Когда Кэрри потеряла сознание, Алексеусу пришлось осторожно перенести ее в гостевую спальню на вилле матери. Ему не хотелось так делать, но выбора не было. Затем он вызвал доктора. Осмотрев Кэрри, тот вышел к Алексеусу, ожидавшему его в коридоре, и рассказал ему о причине ее недомогания.

Алексеус некоторое время приходил в себя, потом задал естественный в его ситуации вопрос:

— Сколько недель?

— Очень маленький срок. Она могла думать, что это обыкновенная задержка.
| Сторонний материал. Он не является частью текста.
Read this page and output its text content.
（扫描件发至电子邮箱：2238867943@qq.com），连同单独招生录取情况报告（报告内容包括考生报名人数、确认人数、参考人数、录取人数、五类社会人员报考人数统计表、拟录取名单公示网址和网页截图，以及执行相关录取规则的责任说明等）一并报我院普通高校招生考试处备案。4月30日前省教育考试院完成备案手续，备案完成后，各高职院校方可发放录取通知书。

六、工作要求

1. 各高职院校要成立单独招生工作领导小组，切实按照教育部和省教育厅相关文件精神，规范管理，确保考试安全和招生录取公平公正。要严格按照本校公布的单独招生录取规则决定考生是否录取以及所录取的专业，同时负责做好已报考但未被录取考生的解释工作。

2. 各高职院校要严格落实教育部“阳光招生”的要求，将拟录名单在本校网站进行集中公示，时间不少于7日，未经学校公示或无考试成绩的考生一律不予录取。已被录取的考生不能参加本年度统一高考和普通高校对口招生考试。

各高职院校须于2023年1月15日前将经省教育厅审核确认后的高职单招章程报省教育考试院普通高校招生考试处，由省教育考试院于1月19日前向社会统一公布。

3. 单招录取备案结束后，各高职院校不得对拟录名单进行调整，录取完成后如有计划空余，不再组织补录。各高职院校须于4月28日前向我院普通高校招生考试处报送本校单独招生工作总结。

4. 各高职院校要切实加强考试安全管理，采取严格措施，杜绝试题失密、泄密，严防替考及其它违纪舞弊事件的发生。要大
Довольно часто у женщин случается выкидыш, когда они и не догадывались о беременности. В нашем случае, возможно, выкидыша удастся избежать. Я сказал — возможно. Нужен длительный постельный режим и никаких стрессов. Я полагаю, случившееся вызвал именно стресс.

Алексеус напряженно слушал, мысли, одна мрачнее другой, роились в его голове.

Да что за неразбериха! Какая дьявольская неразбериха!

Но проклятья тут не помогут. Надо пойти и как-то разобраться со всем этим.

Похоже, есть только один способ.

Он решительно вошел в спальню.

Жалюзи были закрыты, в комнате царил полумрак. Кэрри казалась очень маленькой на огромной кровати. И очень не на месте. Также, как накануне за обеденным столом. Он постарался изгнать из памяти возникшую картину. Не получалось.

Алексеус медленно подошел к кровати. Кэрри смотрела на него, но с каким-то новым выражением лица.

От напряжения у Алексеуса болели все мышцы. Ему хотелось выйти отсюда и идти и идти... Долго идти.

Но он не мог. Он должен справиться с собой. Выбора нет. Абсолютно никакого выбора.

— Как ты?

Кэрри посмотрела на Алексеуса. Он казался таким же, как и всегда, и она чуть не ответила «прекрасно», как делала всегда. Но она замешкалась лишь на долю секунды. Потом на нее всем своим жутким весом безжалостно навалилась страшная правда.

Хотелось закрыть глаза, чтобы прогнать кошмар.

Пожалуйста, пожалуйста, пусть это не окажется правдой! Пожалуйста!

Но это правда, как ни умоляй. Она беременна. Беременна от Алексеуса. От человека, для которого она не больше чем отбросы...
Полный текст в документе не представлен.